Eleições 2018: a urgência de uma nova proteção social (entrevista)

Entrevista de Giuseppe Cocco a Ricardo Machado, Patricia Fachin e João Vitor Santos do IHU-On-Line  (5 de agosto de 2018)

 

IHU ON-Line – O que significa a estratégia do PT de isolar Ciro Gomes do ponto de vista político e da esquerda?

Creio que esse ponto de vista da “esquerda” não existe mais e, portanto, isso não significa absolutamente nada de novo, a não ser a confirmação do mesmo: a esquerda é o PT e o PT é Lula e Lula é puro cinismo, ação em causa própria, corrupção e irresponsabilidade política com relação ao país e sobretudo aos mais pobres. O grande legado do PT é mesmo ter destruído a esquerda no Brasil.

O que o PT quer mesmo é um segundo turno com Bolsonaro e o Bolsonaro quer o PT. Isso ficou claro já nas eleições de 2014. O PT e Lula são, o digo faz muito tempo, um problema sem tamanho para o Brasil e a maior ameaça a qualquer prática reformista e à própria noção de esquerda. A corrupção constitutiva do PT não é apenas uma questão de dinheiro e moral, é mesmo uma corrupção política: o Lulo-petismo dissolveu qualquer tipo de pauta reformista, só discute “direito de roubar que nem os outros” e se Triplex é ou não é de alguém.
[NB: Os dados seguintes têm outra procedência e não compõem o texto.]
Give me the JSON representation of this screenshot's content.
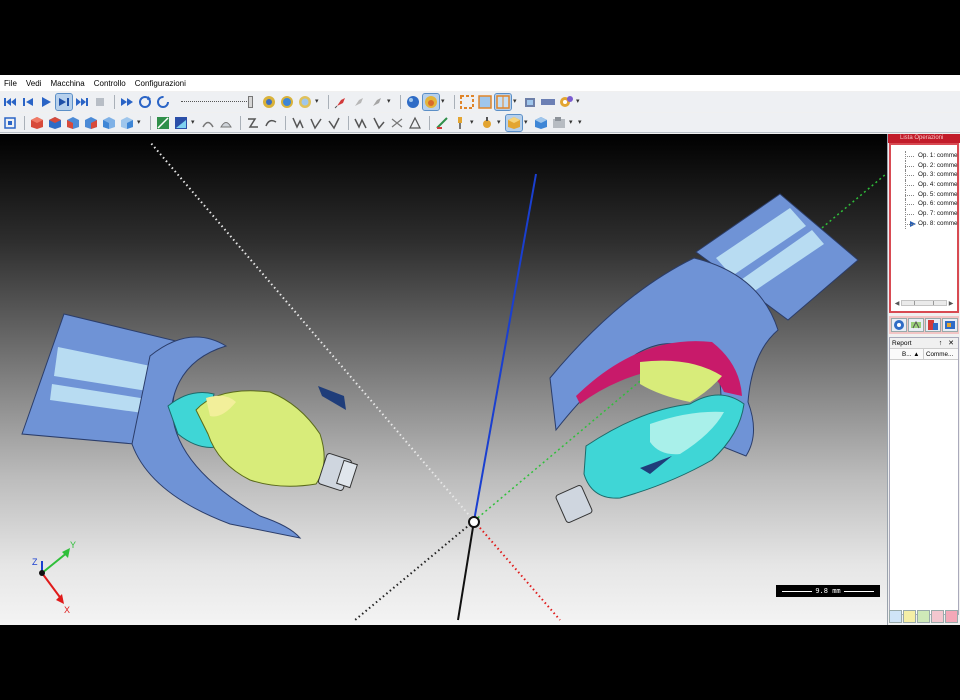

O Ciro recebe a moeda que procurava. Antes desse episódio do PSB, ele foi participar do tradicional “leilão” do chamado “centrão” e ficou vencido pela oferta que o Alckmin conseguiu fazer. Que setores de esquerda “agora” se indignem, também não significa absolutamente nada. Não apenas porque tudo isso vem desde a década de 1990 (lembrem da negociata com Garotinho no Rio de Janeiro contra o Vladimir Palmeiras), mas porque eles contribuíram – depois de 2013 e sobretudo apoiando o estelionato eleitoral de 2014 – à resiliência do Lulo-petismo que agora os coloca nos seus devidos lugares e papeis de puxadinhos auxiliários do PT.A esquerda que se diz não-petista-mas-apoia-o-PT e como um bando de Walking Dead que anda à procura de fantasmáticas e impossíveis unidades ou refundações. Quem apostou na falsa polarização, no PT, na defesa do indefensável, na luta pelo espolio do PT e do voto-populista que o Lula carrega não apenas errou, mas quis ser refém desse aparelho mistificador que é o Lulo-petismo. Não há espetáculo mais esquálido da classe média carioca – limpinha e pura – se mobilizando para  … ir da praça São Salvador até os arcos da Lapa escutar músicos que pararam de pensar, no coração do Rio de Janeiro falido pela coalizão mafiosa do PT e do PMDB, para gritar “Lula Livre”.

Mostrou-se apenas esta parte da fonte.